Consider probability measures $\mu$ on the space $\{0,1\}^\mathbb{N}$ that are shift-invariant with respect to the left-shift map.
Is there a nice characterization of the ergodic shift-invariant measures?
I know that the ergodic measures are the extremal points in the set of shift-invariant measures. However, I wouldn't call this a nice characterization.
As an example of a nice characterization, we know by de Finetti's theorem that the ergodic measures that are invariant under permutations (which switch bits around by permuting their positions) is exactly the set of Bernoulli measures.
I think all the examples of shift-invariant ergodic measures I know of are Markov chains. Hence this leads to the following sub-question?
Are there shift-invariant ergodic measures which are not Markov chains?
I am sure all this is standard and well-known, however I could not find an answer by Googling. Therefore, I am asking on Math.StackExchange (as opposed to MathOverflow).
Arguably, there is no nice characterization of ergodic shift-invariant measures.

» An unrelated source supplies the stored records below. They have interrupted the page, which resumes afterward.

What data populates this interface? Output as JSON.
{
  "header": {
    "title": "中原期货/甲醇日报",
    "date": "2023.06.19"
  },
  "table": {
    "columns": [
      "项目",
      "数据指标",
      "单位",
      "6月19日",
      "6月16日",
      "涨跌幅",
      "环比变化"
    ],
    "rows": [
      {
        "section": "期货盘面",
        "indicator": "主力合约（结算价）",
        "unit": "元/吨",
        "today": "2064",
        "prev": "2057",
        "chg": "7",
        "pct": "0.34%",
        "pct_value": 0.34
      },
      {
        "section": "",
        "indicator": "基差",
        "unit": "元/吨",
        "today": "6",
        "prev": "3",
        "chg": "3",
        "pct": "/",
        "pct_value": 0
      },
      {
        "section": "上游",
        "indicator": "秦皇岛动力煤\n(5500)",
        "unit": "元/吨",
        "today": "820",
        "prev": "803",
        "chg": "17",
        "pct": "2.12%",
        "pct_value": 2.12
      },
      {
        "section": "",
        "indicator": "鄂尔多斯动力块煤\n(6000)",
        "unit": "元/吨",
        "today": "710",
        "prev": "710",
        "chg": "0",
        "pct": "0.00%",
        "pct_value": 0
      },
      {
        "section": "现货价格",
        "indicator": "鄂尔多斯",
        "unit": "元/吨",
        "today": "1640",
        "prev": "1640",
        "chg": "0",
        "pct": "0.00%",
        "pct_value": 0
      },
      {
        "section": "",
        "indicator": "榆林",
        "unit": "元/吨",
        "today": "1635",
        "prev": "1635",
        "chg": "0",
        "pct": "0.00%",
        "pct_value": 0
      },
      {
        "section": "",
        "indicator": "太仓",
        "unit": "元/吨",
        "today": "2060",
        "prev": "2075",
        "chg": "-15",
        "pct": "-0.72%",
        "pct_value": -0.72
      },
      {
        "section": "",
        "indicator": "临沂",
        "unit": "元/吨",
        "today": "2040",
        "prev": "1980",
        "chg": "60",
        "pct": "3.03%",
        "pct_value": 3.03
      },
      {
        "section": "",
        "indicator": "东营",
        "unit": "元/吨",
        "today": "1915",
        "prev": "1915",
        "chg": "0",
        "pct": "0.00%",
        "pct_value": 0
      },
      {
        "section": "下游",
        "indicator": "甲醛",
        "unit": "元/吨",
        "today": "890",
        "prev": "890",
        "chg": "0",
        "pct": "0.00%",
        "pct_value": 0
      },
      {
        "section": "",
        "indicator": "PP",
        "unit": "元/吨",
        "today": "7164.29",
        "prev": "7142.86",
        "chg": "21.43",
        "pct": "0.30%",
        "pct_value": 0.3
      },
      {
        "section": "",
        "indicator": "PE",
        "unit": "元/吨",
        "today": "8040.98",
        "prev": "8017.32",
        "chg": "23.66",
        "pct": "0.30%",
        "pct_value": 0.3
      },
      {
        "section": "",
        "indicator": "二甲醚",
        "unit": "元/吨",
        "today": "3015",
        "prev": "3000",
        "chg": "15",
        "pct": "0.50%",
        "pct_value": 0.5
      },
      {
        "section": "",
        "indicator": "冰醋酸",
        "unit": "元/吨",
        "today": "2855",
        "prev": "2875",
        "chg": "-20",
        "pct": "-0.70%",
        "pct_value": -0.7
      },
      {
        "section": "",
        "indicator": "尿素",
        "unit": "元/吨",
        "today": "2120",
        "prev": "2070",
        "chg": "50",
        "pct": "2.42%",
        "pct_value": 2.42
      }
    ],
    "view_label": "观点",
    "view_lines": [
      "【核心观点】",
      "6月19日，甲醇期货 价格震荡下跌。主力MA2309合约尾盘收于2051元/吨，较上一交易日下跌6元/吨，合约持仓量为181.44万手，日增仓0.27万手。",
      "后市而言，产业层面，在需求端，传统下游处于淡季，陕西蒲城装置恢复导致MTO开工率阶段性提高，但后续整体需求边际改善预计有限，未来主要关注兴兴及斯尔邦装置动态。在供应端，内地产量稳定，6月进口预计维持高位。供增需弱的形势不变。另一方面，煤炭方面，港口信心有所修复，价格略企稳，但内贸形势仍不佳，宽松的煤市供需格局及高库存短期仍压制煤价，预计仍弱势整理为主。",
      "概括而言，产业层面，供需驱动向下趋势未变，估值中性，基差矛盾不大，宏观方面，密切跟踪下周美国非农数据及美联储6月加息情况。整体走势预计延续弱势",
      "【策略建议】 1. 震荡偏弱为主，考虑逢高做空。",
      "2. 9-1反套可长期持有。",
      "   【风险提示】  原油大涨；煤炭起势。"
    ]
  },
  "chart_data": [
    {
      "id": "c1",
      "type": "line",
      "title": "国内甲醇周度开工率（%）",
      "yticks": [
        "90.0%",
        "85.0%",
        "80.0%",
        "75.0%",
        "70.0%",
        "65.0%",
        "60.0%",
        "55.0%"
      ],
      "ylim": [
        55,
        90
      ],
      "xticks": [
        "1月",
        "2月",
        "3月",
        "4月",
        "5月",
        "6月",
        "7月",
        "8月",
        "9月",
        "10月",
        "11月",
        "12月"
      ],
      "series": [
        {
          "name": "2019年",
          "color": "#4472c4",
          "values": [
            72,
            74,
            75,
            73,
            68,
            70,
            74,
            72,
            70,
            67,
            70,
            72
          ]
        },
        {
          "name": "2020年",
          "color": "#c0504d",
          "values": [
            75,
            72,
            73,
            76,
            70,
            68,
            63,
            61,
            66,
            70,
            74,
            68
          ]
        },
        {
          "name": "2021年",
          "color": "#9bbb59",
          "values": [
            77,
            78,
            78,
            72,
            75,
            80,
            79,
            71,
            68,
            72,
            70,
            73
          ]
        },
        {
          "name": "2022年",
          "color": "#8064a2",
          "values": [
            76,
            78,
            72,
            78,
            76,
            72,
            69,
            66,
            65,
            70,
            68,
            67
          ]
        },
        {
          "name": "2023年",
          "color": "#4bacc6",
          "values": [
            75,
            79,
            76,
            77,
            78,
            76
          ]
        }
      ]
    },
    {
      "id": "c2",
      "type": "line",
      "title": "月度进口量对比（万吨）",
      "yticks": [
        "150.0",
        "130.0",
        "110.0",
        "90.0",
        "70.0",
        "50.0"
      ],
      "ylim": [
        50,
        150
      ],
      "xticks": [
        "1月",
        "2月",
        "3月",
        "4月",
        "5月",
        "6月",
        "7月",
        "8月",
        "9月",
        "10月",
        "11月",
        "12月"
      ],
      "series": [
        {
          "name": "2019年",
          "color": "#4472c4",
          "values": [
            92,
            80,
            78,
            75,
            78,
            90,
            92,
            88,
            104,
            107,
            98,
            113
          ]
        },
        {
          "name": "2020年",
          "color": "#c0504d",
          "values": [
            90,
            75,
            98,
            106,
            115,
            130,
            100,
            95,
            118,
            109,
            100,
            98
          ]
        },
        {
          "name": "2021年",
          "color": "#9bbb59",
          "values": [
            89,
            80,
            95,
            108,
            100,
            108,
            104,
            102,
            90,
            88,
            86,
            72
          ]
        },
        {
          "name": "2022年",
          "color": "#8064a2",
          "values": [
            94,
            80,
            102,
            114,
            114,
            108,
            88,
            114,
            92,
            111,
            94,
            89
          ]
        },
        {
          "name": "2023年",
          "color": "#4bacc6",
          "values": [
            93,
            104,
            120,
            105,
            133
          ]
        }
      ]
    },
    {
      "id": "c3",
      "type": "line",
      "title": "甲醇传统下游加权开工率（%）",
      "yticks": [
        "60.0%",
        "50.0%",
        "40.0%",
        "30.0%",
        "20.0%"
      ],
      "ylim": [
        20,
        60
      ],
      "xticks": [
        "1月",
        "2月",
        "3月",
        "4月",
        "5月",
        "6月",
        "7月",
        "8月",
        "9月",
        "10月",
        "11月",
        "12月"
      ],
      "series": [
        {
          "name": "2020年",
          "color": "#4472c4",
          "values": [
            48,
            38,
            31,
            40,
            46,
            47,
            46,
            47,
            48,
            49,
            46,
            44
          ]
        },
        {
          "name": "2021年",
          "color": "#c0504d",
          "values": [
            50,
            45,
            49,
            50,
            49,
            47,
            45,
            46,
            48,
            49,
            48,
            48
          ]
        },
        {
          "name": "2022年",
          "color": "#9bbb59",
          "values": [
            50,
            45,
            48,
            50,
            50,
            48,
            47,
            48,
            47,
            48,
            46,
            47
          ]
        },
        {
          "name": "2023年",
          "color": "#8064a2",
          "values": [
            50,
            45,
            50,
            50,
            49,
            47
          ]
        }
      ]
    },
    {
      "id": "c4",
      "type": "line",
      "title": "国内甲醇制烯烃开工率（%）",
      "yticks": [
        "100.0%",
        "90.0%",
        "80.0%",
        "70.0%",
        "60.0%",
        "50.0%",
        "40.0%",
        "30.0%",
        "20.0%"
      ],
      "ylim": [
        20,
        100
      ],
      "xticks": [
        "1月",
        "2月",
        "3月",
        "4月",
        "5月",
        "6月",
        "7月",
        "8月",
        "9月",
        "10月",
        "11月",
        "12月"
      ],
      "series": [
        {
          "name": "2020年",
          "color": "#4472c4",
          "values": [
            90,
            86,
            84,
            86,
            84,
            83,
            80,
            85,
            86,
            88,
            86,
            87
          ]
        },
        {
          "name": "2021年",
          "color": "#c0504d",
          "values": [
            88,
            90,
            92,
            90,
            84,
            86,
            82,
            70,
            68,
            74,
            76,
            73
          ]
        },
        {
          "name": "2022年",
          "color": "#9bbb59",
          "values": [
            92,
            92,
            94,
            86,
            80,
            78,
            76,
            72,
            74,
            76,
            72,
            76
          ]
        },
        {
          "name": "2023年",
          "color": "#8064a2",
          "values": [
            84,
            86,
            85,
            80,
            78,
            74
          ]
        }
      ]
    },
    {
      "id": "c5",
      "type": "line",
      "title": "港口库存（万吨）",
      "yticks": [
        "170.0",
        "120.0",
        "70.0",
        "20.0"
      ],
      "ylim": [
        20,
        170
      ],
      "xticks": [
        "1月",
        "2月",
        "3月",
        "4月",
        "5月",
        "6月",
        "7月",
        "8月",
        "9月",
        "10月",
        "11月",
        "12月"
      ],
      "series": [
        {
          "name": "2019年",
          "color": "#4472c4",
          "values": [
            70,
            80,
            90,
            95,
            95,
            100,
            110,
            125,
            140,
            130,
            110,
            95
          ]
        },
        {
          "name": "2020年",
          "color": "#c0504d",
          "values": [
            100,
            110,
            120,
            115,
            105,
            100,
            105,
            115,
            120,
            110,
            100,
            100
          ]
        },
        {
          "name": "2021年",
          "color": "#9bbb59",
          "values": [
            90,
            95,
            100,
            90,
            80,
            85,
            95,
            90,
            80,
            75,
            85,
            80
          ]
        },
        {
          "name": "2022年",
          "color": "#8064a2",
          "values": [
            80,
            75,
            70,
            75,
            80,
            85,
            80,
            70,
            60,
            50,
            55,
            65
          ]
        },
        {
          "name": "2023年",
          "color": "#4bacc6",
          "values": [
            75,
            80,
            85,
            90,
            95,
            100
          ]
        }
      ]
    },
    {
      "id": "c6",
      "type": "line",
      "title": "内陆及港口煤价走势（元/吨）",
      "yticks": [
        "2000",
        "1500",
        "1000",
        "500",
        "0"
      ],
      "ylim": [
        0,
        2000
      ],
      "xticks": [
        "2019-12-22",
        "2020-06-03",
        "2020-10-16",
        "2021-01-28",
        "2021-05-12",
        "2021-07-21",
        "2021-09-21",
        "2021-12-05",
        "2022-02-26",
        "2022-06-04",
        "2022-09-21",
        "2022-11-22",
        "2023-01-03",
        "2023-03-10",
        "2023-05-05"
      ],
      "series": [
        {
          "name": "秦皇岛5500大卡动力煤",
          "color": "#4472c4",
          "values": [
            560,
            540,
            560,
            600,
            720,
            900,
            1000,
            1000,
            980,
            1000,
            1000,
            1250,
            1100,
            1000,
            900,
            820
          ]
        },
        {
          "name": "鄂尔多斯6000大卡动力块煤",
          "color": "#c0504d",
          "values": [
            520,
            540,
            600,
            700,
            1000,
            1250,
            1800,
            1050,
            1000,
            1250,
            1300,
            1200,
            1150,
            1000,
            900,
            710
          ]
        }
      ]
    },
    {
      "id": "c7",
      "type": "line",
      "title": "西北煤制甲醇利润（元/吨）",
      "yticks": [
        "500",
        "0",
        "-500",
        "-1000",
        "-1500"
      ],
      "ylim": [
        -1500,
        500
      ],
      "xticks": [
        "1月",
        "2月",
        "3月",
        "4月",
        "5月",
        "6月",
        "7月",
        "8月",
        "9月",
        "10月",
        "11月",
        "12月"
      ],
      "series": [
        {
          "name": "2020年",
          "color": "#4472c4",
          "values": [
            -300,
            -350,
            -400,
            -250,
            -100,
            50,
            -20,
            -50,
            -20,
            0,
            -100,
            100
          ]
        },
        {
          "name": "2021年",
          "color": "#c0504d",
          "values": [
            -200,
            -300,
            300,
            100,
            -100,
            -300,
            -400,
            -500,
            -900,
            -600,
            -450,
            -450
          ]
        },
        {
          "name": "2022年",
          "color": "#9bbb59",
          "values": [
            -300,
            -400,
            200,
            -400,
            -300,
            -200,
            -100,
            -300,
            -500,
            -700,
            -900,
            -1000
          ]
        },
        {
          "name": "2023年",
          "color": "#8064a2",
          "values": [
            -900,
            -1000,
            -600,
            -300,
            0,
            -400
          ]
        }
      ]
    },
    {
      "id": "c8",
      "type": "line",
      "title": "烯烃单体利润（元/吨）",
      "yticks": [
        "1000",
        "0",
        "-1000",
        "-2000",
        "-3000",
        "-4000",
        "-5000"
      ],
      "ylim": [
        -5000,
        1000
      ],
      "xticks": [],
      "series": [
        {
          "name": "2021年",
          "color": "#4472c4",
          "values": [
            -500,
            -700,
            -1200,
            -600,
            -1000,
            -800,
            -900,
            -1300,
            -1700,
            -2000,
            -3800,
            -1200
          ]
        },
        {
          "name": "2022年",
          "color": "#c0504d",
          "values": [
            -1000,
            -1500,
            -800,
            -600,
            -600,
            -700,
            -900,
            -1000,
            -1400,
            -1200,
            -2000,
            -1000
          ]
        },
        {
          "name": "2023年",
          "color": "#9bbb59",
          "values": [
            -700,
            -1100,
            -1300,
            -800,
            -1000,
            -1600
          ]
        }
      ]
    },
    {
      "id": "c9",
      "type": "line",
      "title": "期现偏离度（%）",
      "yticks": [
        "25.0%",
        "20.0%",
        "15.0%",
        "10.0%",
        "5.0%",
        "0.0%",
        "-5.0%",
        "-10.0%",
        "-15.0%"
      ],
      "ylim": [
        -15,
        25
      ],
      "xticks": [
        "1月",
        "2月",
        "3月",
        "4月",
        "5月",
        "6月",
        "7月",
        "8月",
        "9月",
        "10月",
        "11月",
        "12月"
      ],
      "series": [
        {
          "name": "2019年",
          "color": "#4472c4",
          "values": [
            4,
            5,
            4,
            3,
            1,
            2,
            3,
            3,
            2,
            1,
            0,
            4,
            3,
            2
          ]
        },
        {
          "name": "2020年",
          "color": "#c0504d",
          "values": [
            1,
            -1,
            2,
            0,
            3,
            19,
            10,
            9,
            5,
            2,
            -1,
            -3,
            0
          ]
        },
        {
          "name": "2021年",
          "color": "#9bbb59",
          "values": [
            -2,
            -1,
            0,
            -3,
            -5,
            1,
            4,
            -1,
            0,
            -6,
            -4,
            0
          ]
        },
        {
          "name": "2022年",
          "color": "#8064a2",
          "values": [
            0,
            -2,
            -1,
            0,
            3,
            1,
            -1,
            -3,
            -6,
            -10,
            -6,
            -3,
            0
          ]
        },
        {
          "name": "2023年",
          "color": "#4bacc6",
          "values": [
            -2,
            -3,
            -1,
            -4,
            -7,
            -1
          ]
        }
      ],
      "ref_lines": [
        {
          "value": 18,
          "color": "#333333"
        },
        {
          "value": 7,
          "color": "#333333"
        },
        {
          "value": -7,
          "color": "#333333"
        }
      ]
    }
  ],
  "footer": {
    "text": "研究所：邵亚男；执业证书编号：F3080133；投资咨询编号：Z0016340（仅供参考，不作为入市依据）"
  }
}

The reason is that the (finite) orbit of any periodic sequence (x_i) in [0,1]^N supports a shift-invariant ergodic measure, and these measures are dense among all invariant measures (ergodic or not). So there is no closed condition which separates ergodicity from simple invariance, and moreover the ergodic measures are not very rigid -- they are as flexible as periodic sequences.
Smooth maps $f : S^1 \rightarrow S^1$ give lots of examples of invariant measures on $\{0,1\}^N$ that do not come from Markov chains. If $f$ preserves linear measure, is of degree 2, and expanding, meaning $f'(x)>1$ everywhere, then $f$ is ergodic. Also $f(x)$ is topologically conjugate to $F(x) = 2x \mod 1$, which is itself a quotient of the shift map on $\{0,1\}^N$ (use binary expansion). This quotient is a bijection outside a countable set.
Thus $f$ gives rise to an ergodic invariant measure on the shift. The Radon-Nikodym derivative of $f$ is given by $f'(x)$, which provides a strong invariant distinguishing $f$ from a (finite) Markov chain. (E.g. for a Markov chain, the derivative of the shift map takes on only finitely many values, the derivative only depends on finitely many coordinates, etc.)